I think you hit one of the key points here that is overlooked. I doubt the US really cares one way or the other about this. While we certainly get some intelligence currently doing fly overs, we get more from other sources, and if we couldn’t fly over Russia anymore it wouldn’t really phase us. It WOULD phase other signatories, which, of course, Trump could care less about.

The treaty went into force in 2002.

The Russkies have satellite that watches other satellites.. Doubtless, the US has such satellites as well.
Both countries have extensive MILSAT networks and these days commercial satellite imagery is so good and so freely available that bloggers are discovering things like secret Russian Air Force deployments to Libya..

The Open Skies Treaty seems to me to be nothing more than a post-Cold War feel-good agreement.
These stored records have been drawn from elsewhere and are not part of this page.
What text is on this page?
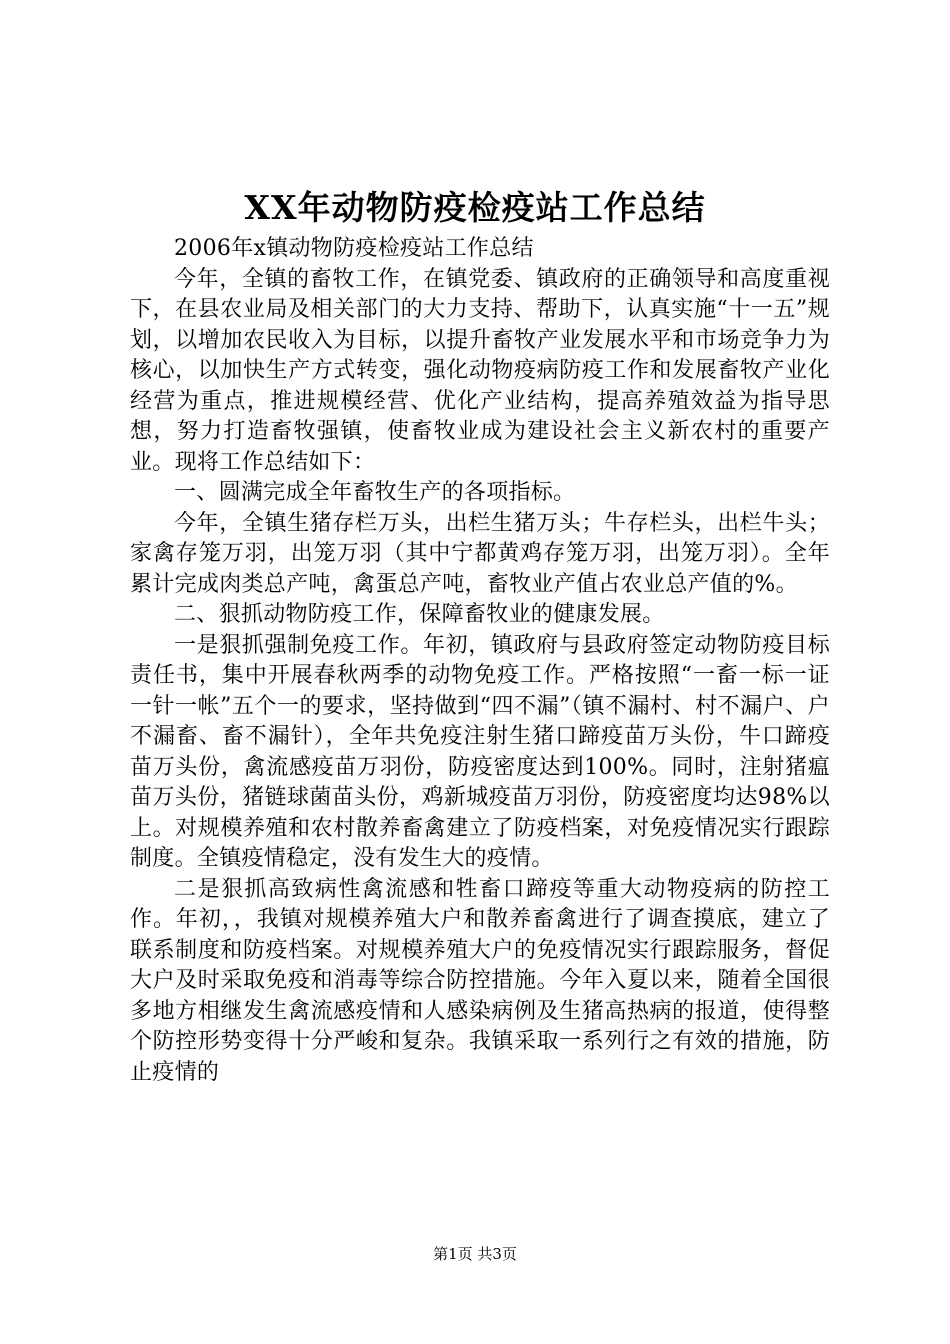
XX年动物防疫检疫站工作总结

2006年x镇动物防疫检疫站工作总结

今年，全镇的畜牧工作，在镇党委、镇政府的正确领导和高度重视下，在县农业局及相关部门的大力支持、帮助下，认真实施“十一五”规划，以增加农民收入为目标，以提升畜牧产业发展水平和市场竞争力为核心，以加快生产方式转变，强化动物疫病防疫工作和发展畜牧产业化经营为重点，推进规模经营、优化产业结构，提高养殖效益为指导思想，努力打造畜牧强镇，使畜牧业成为建设社会主义新农村的重要产业。现将工作总结如下：

一、圆满完成全年畜牧生产的各项指标。

今年，全镇生猪存栏万头，出栏生猪万头；牛存栏头，出栏牛头；家禽存笼万羽，出笼万羽（其中宁都黄鸡存笼万羽，出笼万羽）。全年累计完成肉类总产吨，禽蛋总产吨，畜牧业产值占农业总产值的%。

二、狠抓动物防疫工作，保障畜牧业的健康发展。

一是狠抓强制免疫工作。年初，镇政府与县政府签定动物防疫目标责任书，集中开展春秋两季的动物免疫工作。严格按照“一畜一标一证一针一帐”五个一的要求，坚持做到“四不漏”（镇不漏村、村不漏户、户不漏畜、畜不漏针），全年共免疫注射生猪口蹄疫苗万头份，牛口蹄疫苗万头份，禽流感疫苗万羽份，防疫密度达到100%。同时，注射猪瘟苗万头份，猪链球菌苗头份，鸡新城疫苗万羽份，防疫密度均达98%以上。对规模养殖和农村散养畜禽建立了防疫档案，对免疫情况实行跟踪制度。全镇疫情稳定，没有发生大的疫情。

二是狠抓高致病性禽流感和牲畜口蹄疫等重大动物疫病的防控工作。年初，，我镇对规模养殖大户和散养畜禽进行了调查摸底，建立了联系制度和防疫档案。对规模养殖大户的免疫情况实行跟踪服务，督促大户及时采取免疫和消毒等综合防控措施。今年入夏以来，随着全国很多地方相继发生禽流感疫情和人感染病例及生猪高热病的报道，使得整个防控形势变得十分严峻和复杂。我镇采取一系列行之有效的措施，防止疫情的

第1页 共3页
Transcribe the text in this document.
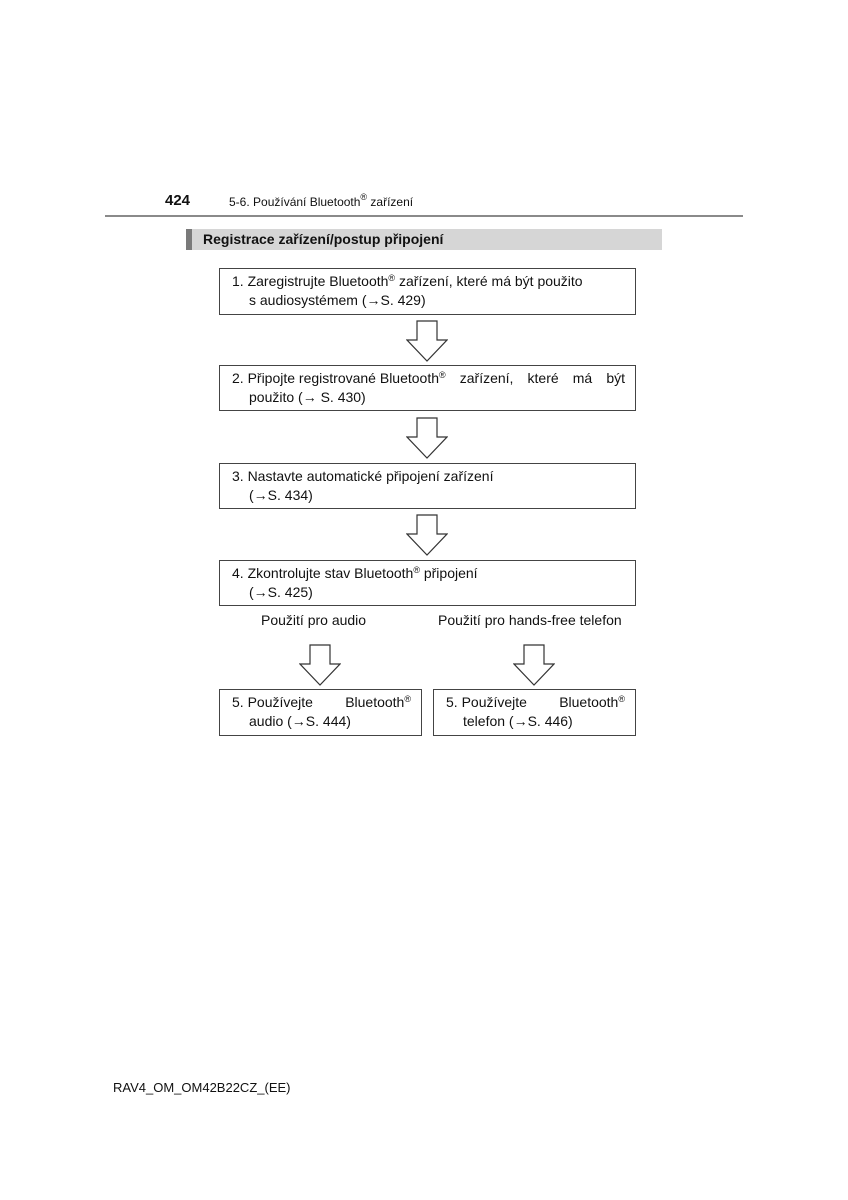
424	5-6. Používání Bluetooth® zařízení
Registrace zařízení/postup připojení
1. Zaregistrujte Bluetooth® zařízení, které má být použito
s audiosystémem (→S. 429)
2. Připojte registrované Bluetooth® zařízení, které má být
použito (→ S. 430)
3. Nastavte automatické připojení zařízení
(→S. 434)
4. Zkontrolujte stav Bluetooth® připojení
(→S. 425)
Použití pro audio	Použití pro hands-free telefon
5. Používejte Bluetooth®
audio (→S. 444)
5. Používejte Bluetooth®
telefon (→S. 446)
RAV4_OM_OM42B22CZ_(EE)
Like the nuclear de targeting one in 1994. Or the NATO-Russia council.
Lots of fanfare, but little substance.

If Trump dumps NEW START and resumes nuclear testing, that would problematic.

If the intelligence we were getting from these flights was so meaningless, why was Russia resisting the flights so strongly?

the treaty was signed in 1992 and talked about back in the 50’s when it would have meant something. Overflights today have no practical value.

Because it wasn’t about the US. It was about several of the other signatory nations. Plus, it’s what Putin does. Sometimes he pushes on a treaty (i.e. breaks it) because it’s part of his overall strategy. By breaking a treaty such as this, he sees what the reaction is, which tells him a lot. It also gives the impression that there is something he’s hiding…maybe something other countries should be worried about.

While Putin can and is an idiot at times, and certainly an evil bastard, he’s also a master at this particular game.

This is wrong, and obviously so if you think about it for a minute or two.